Schneider worked with elementary teacher Deanna Salisbury to have her students draw creatures or animals for the high school class to work from. 

She said both student groups were able to get creative with the project. 

“My students chose a drawing from each kindergartner and made it turned it into a sculpture,” Schneider said. “Then we gifted them to the students and put them in a gift bag, which was cute.”

The high school art students took the gift bags down to their elementary students, and they were able to spend some time talking about what they had created and connected with the younger children. 

The project has been a culmination of work for Schneider over two semesters. 

“I started this before Christmas, and we had a problem with the firing of some of the projects,” Schneider said. “We had some projects that didn't make it out of the kiln, and so it took two semesters to get every student’s piece completed. I didn't want any kindergartners to be not given one, that would break my heart. It was really difficult to make sure each student had a finished piece.

“We have talked about doing this yearly and making it a thing that we continue,” she added. “I think now that I've kind of got it figured out a little bit better, we could.” 

Moving forward, Schneider hopes to do more projects that allow her to bring more students together both in and out of the classroom.

“We have elementary, middle, and high school and there is kind of a disconnect between the schools, as far as what they are doing and what we are doing,” Schneider said. “I think building a sense of community is important. Even seeing the high schoolers in the elementary, some of them haven't been there since they were in elementary school."

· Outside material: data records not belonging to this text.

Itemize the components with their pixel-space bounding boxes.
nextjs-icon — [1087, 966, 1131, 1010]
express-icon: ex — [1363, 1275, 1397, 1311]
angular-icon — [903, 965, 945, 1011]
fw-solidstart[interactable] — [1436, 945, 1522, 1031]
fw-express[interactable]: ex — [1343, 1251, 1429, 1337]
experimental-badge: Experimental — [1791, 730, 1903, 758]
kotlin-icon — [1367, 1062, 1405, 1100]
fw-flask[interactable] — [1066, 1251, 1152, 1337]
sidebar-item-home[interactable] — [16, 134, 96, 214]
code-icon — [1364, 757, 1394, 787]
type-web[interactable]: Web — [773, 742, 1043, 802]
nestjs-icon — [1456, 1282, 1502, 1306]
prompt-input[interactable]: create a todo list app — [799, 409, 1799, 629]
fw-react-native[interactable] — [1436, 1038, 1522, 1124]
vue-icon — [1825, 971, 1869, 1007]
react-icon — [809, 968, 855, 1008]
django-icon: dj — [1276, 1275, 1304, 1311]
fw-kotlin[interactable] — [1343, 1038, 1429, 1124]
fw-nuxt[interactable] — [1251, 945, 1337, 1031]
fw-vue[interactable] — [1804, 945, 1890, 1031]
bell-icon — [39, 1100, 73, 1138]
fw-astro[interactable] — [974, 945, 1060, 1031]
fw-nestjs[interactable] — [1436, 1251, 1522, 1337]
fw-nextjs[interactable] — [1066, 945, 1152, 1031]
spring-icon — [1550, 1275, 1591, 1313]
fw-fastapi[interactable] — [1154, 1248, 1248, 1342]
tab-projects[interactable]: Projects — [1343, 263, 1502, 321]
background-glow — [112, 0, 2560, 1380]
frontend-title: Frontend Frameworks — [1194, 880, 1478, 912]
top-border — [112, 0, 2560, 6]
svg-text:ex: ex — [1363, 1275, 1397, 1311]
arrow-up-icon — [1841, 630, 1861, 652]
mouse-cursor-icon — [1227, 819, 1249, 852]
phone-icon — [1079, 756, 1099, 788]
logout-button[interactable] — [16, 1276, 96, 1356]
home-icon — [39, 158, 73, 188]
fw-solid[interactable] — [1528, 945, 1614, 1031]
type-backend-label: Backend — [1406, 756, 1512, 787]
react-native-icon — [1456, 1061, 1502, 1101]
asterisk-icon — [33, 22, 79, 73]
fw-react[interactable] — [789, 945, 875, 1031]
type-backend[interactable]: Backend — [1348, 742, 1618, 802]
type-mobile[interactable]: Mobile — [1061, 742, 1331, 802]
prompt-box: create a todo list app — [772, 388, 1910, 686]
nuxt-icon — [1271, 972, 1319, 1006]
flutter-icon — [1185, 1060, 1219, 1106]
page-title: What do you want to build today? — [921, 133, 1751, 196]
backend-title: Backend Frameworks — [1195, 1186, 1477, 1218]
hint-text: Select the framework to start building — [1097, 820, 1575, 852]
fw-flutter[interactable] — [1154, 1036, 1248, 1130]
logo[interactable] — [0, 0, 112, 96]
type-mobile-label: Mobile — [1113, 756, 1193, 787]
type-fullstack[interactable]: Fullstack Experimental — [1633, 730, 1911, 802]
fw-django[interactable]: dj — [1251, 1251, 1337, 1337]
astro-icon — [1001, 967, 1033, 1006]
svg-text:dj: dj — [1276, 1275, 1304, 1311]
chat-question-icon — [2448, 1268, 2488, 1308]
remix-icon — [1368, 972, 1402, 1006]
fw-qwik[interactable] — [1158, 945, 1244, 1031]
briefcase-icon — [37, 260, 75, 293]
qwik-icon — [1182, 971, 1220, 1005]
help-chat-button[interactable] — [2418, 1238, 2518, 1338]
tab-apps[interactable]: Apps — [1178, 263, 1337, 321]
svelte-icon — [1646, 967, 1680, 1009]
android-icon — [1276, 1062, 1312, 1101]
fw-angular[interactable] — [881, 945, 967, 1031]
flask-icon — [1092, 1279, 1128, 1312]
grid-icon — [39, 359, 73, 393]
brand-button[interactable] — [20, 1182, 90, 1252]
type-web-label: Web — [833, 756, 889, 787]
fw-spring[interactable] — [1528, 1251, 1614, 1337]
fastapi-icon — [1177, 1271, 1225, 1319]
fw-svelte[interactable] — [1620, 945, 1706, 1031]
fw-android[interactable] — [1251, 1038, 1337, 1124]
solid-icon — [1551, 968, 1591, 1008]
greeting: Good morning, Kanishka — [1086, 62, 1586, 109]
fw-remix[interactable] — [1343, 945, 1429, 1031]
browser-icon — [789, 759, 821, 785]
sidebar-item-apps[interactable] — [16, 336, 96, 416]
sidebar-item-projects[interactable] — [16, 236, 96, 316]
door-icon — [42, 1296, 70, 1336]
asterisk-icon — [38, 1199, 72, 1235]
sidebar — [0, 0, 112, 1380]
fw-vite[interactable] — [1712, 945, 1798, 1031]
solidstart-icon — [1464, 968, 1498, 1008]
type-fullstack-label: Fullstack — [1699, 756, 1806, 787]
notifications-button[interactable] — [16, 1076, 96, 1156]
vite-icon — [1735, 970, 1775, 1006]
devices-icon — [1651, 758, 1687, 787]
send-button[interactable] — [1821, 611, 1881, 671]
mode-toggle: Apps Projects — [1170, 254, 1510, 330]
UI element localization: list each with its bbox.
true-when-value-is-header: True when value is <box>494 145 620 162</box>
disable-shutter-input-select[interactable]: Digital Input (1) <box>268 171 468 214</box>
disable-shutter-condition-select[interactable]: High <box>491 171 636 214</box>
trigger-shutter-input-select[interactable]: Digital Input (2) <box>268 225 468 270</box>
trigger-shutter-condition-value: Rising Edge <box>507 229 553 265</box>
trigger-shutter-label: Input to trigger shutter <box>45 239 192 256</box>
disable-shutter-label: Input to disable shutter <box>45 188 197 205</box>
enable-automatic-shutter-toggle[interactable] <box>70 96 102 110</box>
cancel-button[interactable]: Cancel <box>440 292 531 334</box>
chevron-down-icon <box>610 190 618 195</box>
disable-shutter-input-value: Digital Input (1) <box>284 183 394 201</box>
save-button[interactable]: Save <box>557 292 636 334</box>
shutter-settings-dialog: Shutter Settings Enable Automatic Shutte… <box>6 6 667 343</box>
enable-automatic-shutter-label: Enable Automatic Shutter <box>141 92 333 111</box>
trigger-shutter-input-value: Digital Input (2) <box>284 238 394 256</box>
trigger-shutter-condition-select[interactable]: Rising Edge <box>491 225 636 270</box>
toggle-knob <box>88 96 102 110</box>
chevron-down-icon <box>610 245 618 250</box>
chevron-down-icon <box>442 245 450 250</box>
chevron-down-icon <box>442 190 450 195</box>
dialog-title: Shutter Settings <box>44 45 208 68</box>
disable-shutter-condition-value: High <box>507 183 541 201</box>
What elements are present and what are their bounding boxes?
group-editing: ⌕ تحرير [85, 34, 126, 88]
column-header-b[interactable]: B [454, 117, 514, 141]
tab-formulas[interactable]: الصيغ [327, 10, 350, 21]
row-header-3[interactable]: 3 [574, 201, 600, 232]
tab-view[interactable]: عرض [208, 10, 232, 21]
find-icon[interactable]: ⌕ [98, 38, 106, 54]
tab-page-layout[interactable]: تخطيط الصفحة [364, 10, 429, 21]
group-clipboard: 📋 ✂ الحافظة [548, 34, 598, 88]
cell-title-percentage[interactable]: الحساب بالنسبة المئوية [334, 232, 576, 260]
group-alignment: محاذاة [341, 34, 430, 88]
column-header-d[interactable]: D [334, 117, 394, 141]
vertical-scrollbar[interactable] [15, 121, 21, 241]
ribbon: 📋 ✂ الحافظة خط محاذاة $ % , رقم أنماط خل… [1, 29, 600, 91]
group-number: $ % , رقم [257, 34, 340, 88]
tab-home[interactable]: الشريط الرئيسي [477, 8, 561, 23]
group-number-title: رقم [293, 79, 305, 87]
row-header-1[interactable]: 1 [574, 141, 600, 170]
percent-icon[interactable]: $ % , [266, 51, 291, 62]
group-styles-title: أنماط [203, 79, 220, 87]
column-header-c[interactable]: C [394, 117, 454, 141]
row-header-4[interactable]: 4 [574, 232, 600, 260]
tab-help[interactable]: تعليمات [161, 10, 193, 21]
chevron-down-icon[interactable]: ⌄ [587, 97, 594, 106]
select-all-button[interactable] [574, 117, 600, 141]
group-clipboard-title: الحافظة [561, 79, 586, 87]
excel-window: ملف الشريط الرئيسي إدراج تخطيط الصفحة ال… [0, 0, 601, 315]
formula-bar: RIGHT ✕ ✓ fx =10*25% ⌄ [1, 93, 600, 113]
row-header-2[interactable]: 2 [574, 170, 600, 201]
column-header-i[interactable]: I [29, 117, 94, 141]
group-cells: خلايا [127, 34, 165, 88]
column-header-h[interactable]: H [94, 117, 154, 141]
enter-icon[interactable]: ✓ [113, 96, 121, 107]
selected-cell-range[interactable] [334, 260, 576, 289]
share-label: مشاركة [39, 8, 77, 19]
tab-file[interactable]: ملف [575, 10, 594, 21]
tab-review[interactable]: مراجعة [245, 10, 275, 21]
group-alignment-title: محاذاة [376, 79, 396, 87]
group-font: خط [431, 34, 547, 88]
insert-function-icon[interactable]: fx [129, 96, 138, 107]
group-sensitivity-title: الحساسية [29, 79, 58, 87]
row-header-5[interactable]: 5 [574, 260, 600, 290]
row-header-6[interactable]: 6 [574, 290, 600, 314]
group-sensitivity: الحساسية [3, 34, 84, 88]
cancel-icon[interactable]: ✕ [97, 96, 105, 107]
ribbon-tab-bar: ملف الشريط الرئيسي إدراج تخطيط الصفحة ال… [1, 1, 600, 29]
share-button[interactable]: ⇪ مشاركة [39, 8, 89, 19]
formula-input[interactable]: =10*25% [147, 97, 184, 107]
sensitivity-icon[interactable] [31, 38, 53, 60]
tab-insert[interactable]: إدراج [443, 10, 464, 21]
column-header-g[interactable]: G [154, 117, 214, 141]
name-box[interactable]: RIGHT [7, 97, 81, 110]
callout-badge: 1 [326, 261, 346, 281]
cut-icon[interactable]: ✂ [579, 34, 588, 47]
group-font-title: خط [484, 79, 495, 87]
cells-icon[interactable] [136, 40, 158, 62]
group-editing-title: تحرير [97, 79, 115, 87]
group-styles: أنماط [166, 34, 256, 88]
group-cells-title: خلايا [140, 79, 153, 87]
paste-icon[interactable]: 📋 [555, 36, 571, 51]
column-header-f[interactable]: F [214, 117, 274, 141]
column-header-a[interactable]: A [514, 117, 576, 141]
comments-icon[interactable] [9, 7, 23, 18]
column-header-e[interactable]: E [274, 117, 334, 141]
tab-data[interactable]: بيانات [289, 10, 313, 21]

She explained that the project was beneficial for both groups. 

"With giving something away, there’s something to be said about that," she said. "Some students had a hard time with that they wanted to keep their projects. But at the end of the day, the kids were excited, and you're doing something nice for somebody else. I just think there's a lot of good things that can be learned and to come from that.

“A lot of them have little brothers and sisters, or cousins," she added. "When you get to be a big kid, you forget what it was like to be little. It was a good thing all the way around, and I was pretty proud of them for finishing and going and giving them to those kids. It was a good experience.”